BCC Staff Note: Today’s blog post is from regular contributer and pastor, Kyle Johnston. This is a repost of an article he wrote for Scope magazine and can be found here.
The Loneliness of Suffering
Suffering has a way of isolating us. When we suffer, we can easily feel alone—loneliness seems to follow suffering. Pastor Timothy Keller, drawing on the insights of French philosopher Simone Weil, writes that one of the marks of suffering is isolation: “A barrier goes up between us and even our closest friends. One reason is that you, the sufferer, suddenly sense a new gulf between yourself and almost anyone who has not experienced what you are going through. People who, you once felt, shared a common experience with you no longer do.” 
When we suffer, we feel alone. Perhaps, in your case, this is exacerbated by friends or family who no longer know how to relate to you. This social clumsiness also creates a sense of rejection, adding to the existing pain you are already experiencing. On top of these, a further difficulty is feeling forgotten by God Himself. This can make the isolation of suffering almost unbearable. When you find yourself in the storm, pain is present but God seems absent. The suffering and isolation are tangible, but God’s love seems intangible. When we suffer, we can easily feel forgotten by God and others.
God’s people have known pain and suffering for millennia. I’m currently working through the New Testament book of 1 Peter and am surprised at how significant the theme of suffering is. Almost a third of the occurrences of the Greek verb to suffer in the New Testament are found in 1 Peter alone. The Apostle Peter is writing to Christians who are mired in suffering. So let’s take a look at how this ancient pastor addresses those who are familiar with pain and sorrow.
The Father’s Chosen People
His opening lines are remarkable: “Peter, an apostle of Jesus Christ, to those who are elect exiles of the Dispersion in Pontus, Galatia, Cappadocia, Asia, and Bithynia, according to the foreknowledge of God the Father…”
What is the first thing that Peter says to hurting Christians? Does he give them some advice? No—he reminds them of who they are. Specifically, he reminds them of who they are in relation to God: chosen (not forgotten). God has elected them; they have been chosen according to the foreknowledge of their Heavenly Father.
This concept of being God’s chosen people originally applied to God’s people in the Old Testament and had a strongly ethnic flavor to it. But now Peter applies it to all those who have put their faith in Christ. This really is remarkable and worth reflection: though we have done nothing to deserve it (quite the opposite, in fact) we have been chosen by God. The privilege of knowing God as Father is ours. We have access to Him anytime—even in our suffering. In our pain, we are not forgotten by our Father.

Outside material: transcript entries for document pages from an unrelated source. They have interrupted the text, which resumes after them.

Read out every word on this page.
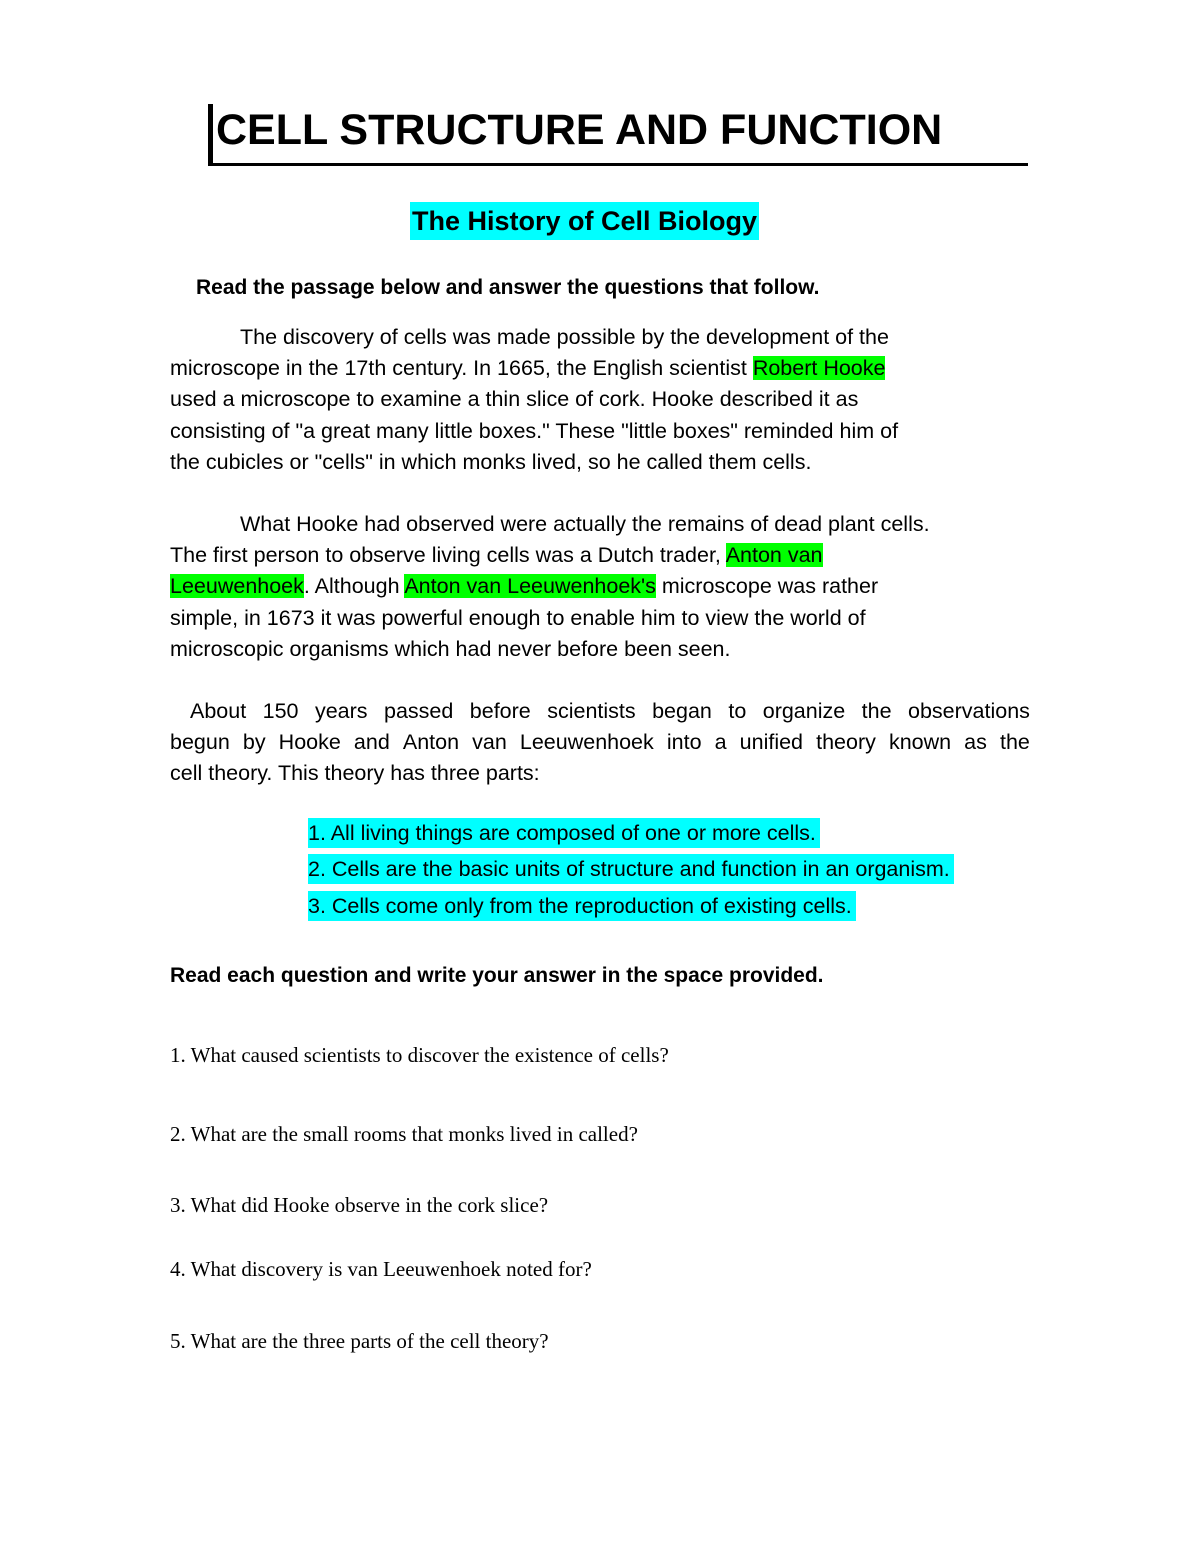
CELL STRUCTURE AND FUNCTION
The History of Cell Biology
Read the passage below and answer the questions that follow.
The discovery of cells was made possible by the development of the
microscope in the 17th century. In 1665, the English scientist Robert Hooke
used a microscope to examine a thin slice of cork. Hooke described it as
consisting of "a great many little boxes." These "little boxes" reminded him of
the cubicles or "cells" in which monks lived, so he called them cells.
What Hooke had observed were actually the remains of dead plant cells.
The first person to observe living cells was a Dutch trader, Anton van
Leeuwenhoek. Although Anton van Leeuwenhoek's microscope was rather
simple, in 1673 it was powerful enough to enable him to view the world of
microscopic organisms which had never before been seen.
About 150 years passed before scientists began to organize the observations
begun by Hooke and Anton van Leeuwenhoek into a unified theory known as the
cell theory. This theory has three parts:
1. All living things are composed of one or more cells.
2. Cells are the basic units of structure and function in an organism.
3. Cells come only from the reproduction of existing cells.
Read each question and write your answer in the space provided.
1. What caused scientists to discover the existence of cells?
2. What are the small rooms that monks lived in called?
3. What did Hooke observe in the cork slice?
4. What discovery is van Leeuwenhoek noted for?
5. What are the three parts of the cell theory?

As a counselor, I have seen the significance of how we view ourselves, particularly in the midst of difficulty. When we are submerged in pain and suffering, we are tempted to see ourselves as irrelevant, as failures, or even as people who are rejected and forgotten by God. It is very easy to allow our circumstances, especially our pain and suffering, to shape our sense of identity—but the task we’re all faced with is to view ourselves the way God does. He sees us as His chosen people- not forgotten, not rejected. If you belong to Christ, if you’ve put your faith in Jesus, then the glorious truth is this: God the Father has personally hand-picked you. He foreknew you, and He knows you now. He is with you. He remembers you. Even though you might be forgotten by others, God knows you. You belong to Him. Though the suffering we experience creates isolation, though we may feel rejected and forgotten—God knows you and remembers you. You are His chosen child. He is with you in the storm. Can I encourage you to dwell on that? Dwell on your identity and His presence, and fight the isolation of suffering with the truth of His love. He has chosen you and remembers you. You are not rejected and forgotten. You are chosen and remembered even in the midst of suffering.
The Surprise and Comfort of a Suffering Savior
Finally, one of the most surprising and comforting truths of the Christian faith is that God personally knows suffering. Instead of just dispensing spiritual truths from a distance, God became a man in Jesus Christ, and lived a life of suffering. Jesus can relate to you because He had to walk through the same troubles we find ourselves in. Jesus personally knows the variegated miseries of this world. More than that, He is near—He is with us in the pain as a Friend to lean on, a Lord to follow, and a Savior to rest in.
As the famous hymn puts it:
Crown Him the Son of God, before the worlds began,
And ye who tread where He hath trod, crown Him the Son of Man;
Who every grief hath known that wrings the human breast,
And takes and bears them for His own, that all in Him may rest.
He took our sins and our sorrows. He made them His very own so that we might find forgiveness, life, shelter, and rest in Him. He is with you in the storm. Call out to Jesus, because you are chosen—not forgotten.
 Timothy Keller, Walking with God through Pain and Suffering, (Dutton, 2013), 213.